The second explanation that Krishna offers involves the realities of the Hindu caste, or class, system. Arjuna was born into the ksatriya class, which means that it is his sacred
duty
to fulfill the actions of a warrior. Social caste was understood in cosmic terms, and the harmony of the universe itself was tied to the social harmony of each caste fulfilling its function or destiny. Without the execution of our sacred duties, the world itself slouches toward chaos.
Finally, Krishna attempts to assuage Arjuna’s guilt over murdering his kinsmen by pointing out that it is only the physical body that gets destroyed. The soul, or atman, of his kinsman is divine and eternal and will not perish on Arjuna’s sword. In fact, the atman will only be liberated by the killing of the body. The
Gita
explains: “This physical body is perishable. But the embodied soul is described as indestructible, eternal and immeasurable. Therefore do fight. Neither the one who thinks it kills nor the one who thinks it is killed knows the truth. The soul neither kills nor gets killed. The soul is never born nor does it die at any time. It has neither past nor future. It is unborn, ever existing, permanent and ancient. . . . Just as a man discards worn out clothes and puts on new clothes, the soul discards worn out bodies and wears new ones” (
Bhagavad Gita
[Bantam Classics, reissued 1986], pp. 18-22).
What’s So Wrong with Transcendental Thinking?
Under this transcendental override, common sense, human compassion, peaceful diplomacy, and even the evidence of one’s senses are all overridden by Arjuna’s eventual acceptance of a transcendental God whose unfathomable commands require Arjuna to kill the enemy. The transcendental position here actually claims in essence that killing someone is doing them a favor (because it releases their transcendental self). If we put John Cleese in the role of Krishna and Michael Palin in the role of Arjuna, we’d have a classic Python sketch. Instead of trying to convince a fellow that
his dead parrot is still alive or that his empty cheese shop really has cheese, we’d have God convincing a warrior to see killing as an act of helpfulness.

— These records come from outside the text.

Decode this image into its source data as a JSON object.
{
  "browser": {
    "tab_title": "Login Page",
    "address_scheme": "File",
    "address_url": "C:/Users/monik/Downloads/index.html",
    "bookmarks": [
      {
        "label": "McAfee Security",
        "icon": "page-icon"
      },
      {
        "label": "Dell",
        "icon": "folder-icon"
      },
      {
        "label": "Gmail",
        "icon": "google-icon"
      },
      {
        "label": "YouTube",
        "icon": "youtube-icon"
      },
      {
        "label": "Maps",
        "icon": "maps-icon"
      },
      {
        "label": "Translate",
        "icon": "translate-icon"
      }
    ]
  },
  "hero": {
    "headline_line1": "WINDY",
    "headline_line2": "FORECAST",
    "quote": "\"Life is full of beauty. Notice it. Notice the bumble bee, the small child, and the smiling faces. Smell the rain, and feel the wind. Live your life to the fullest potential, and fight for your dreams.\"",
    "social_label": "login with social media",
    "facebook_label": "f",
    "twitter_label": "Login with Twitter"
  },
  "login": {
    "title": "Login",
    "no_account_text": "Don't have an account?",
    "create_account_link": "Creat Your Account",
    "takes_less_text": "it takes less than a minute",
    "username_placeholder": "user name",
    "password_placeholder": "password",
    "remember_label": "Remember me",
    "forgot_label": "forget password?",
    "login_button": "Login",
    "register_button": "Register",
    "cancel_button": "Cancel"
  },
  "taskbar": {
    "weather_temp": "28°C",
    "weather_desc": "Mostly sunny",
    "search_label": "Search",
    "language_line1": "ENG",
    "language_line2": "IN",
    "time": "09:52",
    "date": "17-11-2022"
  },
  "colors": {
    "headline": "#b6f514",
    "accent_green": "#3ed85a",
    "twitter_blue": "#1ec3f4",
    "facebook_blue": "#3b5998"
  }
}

The meaning of life for the transcendentalist is hidden from the perceptions of common sense. Sometimes it is not just hidden but seemingly contradictory to life itself. As Monty Python often reminds us, transcendental values and the overrides they require can be comical, dangerous, or both. In the section of the film titled “Death,” the Pythons skewer the traditional idea of a transcendental soul that travels after death to a transcendental place (heaven) to enjoy eternal, transcendental bliss. The sketch shows the absurdity of the idea by simply imagining this heaven in concrete detail. After dying from a bad dish of salmon mousse, a group of souls enter a reception area in paradise. “Welcome to Heaven,” a hostess says as she greets them. “There’s a table for you through there in the restaurant.” She then wishes them “Happy Christmas” and explains that “it’s Christmas every day in Heaven.” For the transcendentalist (of both East and West), the return home of the transcendental soul to its transcendental realm is the very zenith and purpose of all life—it is the true meaning of life. Yet here, the Pythons lampoon it as a nauseating Vegas-style dinner-theater. Soon, an unctuous, overly tanned, sequin-tuxedo-wearing Graham Chapman takes the stage to sing, with hyper-white teeth, an unbearably maudlin song celebrating the good fortune of heaven’s elect. Up here, “it’s nice and warm and everyone looks smart and wears a tie.” But there’s more, including “great films on TV . . .
The Sound of Music
twice an hour, and
Jaws I
,
II
, and
III
.” All this, every day, over and over.